Ces montants maximaux tiennent compte du taux de 3,45 % pour la cotisation patronale d’allocations familiales, du taux de 6,01 % pour les cotisations de retraite complémentaire légalement obligatoires, du taux de 4,05 % pour l’assurance chômage et du taux de 7 % pour la cotisation patronale d’assurance maladie-maternité-invalidité-décès.

Si le taux de prise en charge de la cotisation Agirc-Arcco est inférieur à 6,01 %, il convient d’en tenir compte dans le paramètre T.

- Le Smic calculé pour 1 an

Pour la détermination du Smic à prendre en compte, il convient de se référer aux règles applicables dans le cadre de la réduction générale.

- La rémunération annuelle brute

Pour la détermination de la rémunération annuelle brute, il convient de se référer aux règles applicables dans le cadre de la réduction générale.
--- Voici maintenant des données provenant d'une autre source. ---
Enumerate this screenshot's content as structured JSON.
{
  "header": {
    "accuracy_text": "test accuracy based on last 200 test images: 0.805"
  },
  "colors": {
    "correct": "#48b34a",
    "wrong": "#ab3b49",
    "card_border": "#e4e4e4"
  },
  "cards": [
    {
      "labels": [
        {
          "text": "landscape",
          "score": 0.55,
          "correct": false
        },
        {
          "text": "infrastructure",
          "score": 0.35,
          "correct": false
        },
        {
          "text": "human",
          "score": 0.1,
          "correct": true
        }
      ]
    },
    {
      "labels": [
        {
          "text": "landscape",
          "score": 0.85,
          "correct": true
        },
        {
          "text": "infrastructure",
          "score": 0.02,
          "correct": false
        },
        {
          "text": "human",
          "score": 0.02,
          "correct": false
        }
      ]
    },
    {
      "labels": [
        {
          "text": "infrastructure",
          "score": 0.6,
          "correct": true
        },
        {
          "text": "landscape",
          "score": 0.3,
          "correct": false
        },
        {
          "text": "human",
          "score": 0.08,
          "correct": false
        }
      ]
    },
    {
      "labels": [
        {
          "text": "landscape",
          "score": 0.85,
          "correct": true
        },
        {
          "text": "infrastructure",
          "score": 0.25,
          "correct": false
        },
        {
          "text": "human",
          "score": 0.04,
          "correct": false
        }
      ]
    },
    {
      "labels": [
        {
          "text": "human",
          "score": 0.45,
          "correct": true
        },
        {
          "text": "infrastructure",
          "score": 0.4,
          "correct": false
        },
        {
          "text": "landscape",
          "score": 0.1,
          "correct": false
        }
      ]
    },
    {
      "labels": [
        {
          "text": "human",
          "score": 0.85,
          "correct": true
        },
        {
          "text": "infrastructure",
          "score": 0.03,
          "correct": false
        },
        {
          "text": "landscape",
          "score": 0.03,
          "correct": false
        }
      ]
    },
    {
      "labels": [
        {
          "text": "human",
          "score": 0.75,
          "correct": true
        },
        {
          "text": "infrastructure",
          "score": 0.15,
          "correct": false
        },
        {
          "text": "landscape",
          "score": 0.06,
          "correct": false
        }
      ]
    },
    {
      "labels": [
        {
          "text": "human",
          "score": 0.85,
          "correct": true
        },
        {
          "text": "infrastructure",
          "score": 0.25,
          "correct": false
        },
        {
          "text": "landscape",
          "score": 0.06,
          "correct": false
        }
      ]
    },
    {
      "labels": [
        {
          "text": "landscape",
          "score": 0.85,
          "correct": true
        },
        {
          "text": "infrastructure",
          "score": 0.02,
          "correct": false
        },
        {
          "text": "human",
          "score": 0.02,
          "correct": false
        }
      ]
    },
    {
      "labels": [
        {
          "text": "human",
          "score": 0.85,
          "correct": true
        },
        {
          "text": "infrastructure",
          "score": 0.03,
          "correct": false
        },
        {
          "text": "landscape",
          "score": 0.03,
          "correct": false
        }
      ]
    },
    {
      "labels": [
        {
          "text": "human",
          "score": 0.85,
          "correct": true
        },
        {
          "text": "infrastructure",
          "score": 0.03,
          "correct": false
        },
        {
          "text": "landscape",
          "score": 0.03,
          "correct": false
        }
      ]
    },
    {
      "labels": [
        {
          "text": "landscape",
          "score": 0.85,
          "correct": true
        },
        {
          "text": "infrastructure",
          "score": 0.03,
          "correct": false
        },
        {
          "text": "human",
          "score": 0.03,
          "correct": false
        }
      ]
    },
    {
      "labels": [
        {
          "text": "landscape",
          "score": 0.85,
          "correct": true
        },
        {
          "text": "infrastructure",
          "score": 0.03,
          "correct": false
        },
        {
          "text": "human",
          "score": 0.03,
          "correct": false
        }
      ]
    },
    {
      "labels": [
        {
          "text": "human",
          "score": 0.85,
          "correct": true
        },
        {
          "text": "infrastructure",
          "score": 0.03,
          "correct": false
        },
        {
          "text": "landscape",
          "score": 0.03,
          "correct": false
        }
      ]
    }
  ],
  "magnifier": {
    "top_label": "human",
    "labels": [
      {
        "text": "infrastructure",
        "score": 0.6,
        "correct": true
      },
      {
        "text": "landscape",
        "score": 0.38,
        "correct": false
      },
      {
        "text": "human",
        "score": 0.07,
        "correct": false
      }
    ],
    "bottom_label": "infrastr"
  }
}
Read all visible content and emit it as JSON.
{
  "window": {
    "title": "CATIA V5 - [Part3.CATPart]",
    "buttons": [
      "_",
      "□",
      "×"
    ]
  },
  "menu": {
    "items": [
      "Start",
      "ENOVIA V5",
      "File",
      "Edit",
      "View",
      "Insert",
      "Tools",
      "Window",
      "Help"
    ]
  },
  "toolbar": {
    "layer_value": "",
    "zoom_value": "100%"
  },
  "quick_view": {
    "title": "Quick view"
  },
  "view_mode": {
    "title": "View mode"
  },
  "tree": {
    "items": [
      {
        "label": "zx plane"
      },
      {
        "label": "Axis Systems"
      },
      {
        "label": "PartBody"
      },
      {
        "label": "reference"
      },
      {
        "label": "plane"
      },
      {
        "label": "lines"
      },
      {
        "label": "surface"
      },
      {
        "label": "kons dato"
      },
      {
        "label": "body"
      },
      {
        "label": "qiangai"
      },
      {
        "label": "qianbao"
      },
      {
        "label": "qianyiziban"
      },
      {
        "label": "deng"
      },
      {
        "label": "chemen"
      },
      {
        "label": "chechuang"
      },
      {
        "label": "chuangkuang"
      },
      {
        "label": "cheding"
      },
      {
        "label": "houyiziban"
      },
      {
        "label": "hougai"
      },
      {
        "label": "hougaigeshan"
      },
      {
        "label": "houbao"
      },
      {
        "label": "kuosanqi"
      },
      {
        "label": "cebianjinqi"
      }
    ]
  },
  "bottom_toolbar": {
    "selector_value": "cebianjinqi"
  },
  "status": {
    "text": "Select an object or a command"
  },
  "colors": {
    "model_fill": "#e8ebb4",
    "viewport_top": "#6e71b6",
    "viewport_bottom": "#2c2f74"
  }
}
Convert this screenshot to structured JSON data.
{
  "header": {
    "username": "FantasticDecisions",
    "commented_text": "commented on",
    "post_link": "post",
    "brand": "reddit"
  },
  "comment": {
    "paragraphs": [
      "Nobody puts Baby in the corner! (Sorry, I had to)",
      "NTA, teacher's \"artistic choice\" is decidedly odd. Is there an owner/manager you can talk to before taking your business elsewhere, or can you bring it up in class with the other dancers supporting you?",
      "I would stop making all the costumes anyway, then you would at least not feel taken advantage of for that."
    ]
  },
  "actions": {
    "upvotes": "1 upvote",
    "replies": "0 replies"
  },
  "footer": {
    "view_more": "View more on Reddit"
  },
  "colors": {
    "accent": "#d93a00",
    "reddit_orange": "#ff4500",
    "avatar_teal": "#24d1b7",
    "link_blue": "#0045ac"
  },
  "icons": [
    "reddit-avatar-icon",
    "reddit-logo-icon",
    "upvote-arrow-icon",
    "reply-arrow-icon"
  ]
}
- Les modalités d’imputation de l’exonération

Le montant de la réduction calculée doit être imputé sur les cotisations à verser à l’Urssaf et sur les cotisations à verser à l’institution de retraite complémentaire selon les mêmes modalités que celles prévues pour la réduction générale.

CTP :

Code type de personnel. Code permettant de ventiler les informations (lignes) dans le bordereau récapitulatif de cotisations (BRC).

DPAE :

Déclaration préalable à l’embauche. La DPAE remplace la déclaration unique d’embauche (DUE).Cette formalité obligatoire avant toute embauche s’effectue en une seule fois auprès de l’Urssaf. Elle rassemble 6 formalités liées à l’embauche : la déclaration d'une première embauche, immatriculation d'un salarié, affiliation au régime d'assurance chômage, adhésion à un service de santé au travail, visite médicale obligatoire, pré-établissement de la DADS.

DSN :

En 2017, la DSN remplace la majorité des déclarations sociales : attestation de salaire pour le versement des IJ, attestation destinée à Pôle emploi, déclaration et enquête de mouvements de main d’œuvre, radiation des contrats d’assurance complémentaire, relevé mensuel de mission pour les ETT, Ducs Urssaf, Ducs pour les caisses de retraite complémentaire et les institutions de prévoyance, les bordereaux de cotisations des mutuelles et des sociétés d’assurance ainsi que des déclarations relatives à la MSA. Elle allége ainsi les démarches administratives des entreprises. Cette nouvelle modalité déclarative s'effectue exclusivement en ligne via le portail net-entreprises.fr.

Urssaf :

Les Urssaf collectent et répartissent les cotisations et contributions sociales qui financent l’ensemble du système de Sécurité sociale (financement du système de santé, des aides au logement ou la garde d’enfants, des pensions de retraite…). Les Urssaf accompagnent également les entreprises en difficultés financières, et participent à la lutte contre la fraude et l'évasion sociale.